3. DASAR PELANTIKAN CACAT HUKUM: PAKAI DRAF YANG BELUM DISAHKAN
Keanehan hukum yang paling mencengangkan dan menjadi bukti kuat pelanggaran Linus Lusi adalah dasar yang dipakainya saat melantik pengurus. Investigasi membuktikan, pelantikan itu dilakukan berdasarkan Draf AD/ART, yaitu rancangan aturan rumah tangga yang belum pernah dibahas, belum disepakati, dan belum disahkan dalam forum Rapat Anggota Tahunan (RAT).
Dokumen itu masih berupa usulan belaka dan belum memiliki kekuatan hukum apa pun.

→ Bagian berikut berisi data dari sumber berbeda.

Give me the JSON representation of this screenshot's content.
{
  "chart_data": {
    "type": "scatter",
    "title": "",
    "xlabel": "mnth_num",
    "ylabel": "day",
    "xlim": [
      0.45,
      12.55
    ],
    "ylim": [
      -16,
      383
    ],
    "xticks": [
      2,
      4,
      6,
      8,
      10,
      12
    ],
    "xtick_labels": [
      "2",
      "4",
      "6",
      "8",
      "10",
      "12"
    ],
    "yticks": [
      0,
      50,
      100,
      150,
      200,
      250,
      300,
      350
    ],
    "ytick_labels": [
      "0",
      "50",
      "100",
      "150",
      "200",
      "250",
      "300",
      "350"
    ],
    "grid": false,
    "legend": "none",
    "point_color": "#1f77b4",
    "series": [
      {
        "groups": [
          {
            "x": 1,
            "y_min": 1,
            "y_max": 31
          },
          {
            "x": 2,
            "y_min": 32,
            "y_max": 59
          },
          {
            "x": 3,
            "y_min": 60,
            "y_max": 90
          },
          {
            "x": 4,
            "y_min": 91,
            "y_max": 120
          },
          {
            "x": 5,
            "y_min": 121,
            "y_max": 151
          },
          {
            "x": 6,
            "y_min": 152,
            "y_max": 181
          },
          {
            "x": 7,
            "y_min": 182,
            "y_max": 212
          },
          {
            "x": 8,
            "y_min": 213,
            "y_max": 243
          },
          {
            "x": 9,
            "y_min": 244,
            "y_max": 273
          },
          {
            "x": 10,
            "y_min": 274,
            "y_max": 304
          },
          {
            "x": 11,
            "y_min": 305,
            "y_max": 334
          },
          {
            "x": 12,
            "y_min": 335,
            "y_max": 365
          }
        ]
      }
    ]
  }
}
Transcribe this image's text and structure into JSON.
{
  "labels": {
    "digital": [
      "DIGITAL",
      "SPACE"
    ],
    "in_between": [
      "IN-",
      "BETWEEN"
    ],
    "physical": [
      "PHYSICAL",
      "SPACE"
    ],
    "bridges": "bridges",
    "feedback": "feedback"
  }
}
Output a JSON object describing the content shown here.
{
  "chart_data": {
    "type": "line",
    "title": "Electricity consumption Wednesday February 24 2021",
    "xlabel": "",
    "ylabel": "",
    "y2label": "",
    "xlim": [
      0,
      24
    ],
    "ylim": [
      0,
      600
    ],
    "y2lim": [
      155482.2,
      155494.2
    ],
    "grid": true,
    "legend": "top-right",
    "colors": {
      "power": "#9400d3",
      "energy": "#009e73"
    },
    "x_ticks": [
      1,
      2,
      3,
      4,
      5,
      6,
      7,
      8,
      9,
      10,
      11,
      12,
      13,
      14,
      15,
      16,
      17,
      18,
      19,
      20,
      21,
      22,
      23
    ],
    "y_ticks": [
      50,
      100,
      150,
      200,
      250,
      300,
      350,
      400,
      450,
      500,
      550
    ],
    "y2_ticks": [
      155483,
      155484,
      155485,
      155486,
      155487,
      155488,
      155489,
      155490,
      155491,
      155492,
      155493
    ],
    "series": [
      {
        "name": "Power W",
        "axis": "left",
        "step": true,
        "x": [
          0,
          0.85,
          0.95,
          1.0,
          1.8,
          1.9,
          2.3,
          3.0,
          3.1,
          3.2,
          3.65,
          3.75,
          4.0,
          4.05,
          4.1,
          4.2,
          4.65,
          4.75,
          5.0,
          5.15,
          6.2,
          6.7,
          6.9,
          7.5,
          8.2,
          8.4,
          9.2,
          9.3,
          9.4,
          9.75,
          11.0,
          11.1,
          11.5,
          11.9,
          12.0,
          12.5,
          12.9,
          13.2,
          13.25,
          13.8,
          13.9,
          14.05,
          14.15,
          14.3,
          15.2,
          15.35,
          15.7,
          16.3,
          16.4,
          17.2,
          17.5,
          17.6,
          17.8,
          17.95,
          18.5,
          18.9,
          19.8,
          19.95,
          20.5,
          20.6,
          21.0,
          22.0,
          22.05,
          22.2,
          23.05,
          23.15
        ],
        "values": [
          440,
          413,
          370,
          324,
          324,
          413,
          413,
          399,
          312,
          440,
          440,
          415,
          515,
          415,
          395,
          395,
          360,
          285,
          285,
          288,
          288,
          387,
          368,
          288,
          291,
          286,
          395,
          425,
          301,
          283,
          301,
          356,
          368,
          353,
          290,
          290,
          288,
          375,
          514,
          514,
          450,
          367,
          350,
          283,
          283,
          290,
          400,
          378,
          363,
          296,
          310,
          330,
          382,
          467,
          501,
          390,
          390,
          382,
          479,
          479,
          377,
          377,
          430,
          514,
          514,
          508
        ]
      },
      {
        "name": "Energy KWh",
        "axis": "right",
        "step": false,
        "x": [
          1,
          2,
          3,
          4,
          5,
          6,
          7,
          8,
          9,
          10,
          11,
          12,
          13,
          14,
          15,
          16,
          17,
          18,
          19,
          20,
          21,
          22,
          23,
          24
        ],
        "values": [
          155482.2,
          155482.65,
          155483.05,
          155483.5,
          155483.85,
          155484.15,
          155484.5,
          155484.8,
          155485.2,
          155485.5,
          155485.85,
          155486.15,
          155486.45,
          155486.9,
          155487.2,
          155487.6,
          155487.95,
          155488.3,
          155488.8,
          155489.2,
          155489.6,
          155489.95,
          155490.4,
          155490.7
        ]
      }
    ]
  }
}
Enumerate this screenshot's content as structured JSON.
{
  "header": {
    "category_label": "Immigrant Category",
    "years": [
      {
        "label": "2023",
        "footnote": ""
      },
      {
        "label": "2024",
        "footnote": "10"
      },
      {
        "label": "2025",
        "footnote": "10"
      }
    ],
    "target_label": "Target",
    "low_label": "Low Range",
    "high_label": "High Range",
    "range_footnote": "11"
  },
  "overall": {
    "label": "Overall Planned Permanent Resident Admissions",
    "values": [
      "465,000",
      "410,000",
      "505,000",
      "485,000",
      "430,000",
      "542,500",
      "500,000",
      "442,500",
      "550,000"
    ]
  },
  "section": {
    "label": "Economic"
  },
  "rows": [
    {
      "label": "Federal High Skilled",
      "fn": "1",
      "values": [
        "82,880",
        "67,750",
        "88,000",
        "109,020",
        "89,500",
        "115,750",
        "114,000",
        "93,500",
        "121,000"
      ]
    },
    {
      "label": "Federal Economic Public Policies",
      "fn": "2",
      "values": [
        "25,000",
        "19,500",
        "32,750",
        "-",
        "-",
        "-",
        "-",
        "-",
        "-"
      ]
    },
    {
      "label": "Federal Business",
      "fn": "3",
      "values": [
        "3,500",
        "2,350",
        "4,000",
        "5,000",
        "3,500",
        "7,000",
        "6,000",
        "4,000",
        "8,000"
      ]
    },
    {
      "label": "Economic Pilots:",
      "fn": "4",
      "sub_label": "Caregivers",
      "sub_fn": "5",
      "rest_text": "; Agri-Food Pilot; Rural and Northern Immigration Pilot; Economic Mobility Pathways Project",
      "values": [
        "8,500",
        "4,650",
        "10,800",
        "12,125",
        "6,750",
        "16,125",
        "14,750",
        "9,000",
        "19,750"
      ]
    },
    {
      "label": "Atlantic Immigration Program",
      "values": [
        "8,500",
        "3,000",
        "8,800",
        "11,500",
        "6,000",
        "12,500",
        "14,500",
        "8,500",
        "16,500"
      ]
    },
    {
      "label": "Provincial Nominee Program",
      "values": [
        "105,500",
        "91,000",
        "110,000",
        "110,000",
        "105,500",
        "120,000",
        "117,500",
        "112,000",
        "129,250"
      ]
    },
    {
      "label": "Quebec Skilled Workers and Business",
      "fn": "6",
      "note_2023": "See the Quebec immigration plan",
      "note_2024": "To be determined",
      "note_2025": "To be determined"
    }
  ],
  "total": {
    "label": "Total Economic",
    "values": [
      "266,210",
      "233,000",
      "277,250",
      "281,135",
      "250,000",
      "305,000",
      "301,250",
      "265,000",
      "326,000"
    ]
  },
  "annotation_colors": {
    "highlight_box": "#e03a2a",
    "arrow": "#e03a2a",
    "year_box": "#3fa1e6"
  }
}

Menggunakan naskah draf untuk mengesahkan kepengurusan sama saja dengan membuat aturan sendiri, melawan asas legalitas, dan memaksakan kehendak pribadi ke dalam organisasi.
“Bagaimana mungkin sebuah pelantikan pengurus sah dilakukan dengan dasar aturan yang belum sah? Ini preseden buruk yang berpotensi merusak seluruh tata kelola koperasi di NTT jika dibiarkan,” tambah tim hukum yang juga didampingi Fendi Hilman, SH dan Leo Lata Open, SH.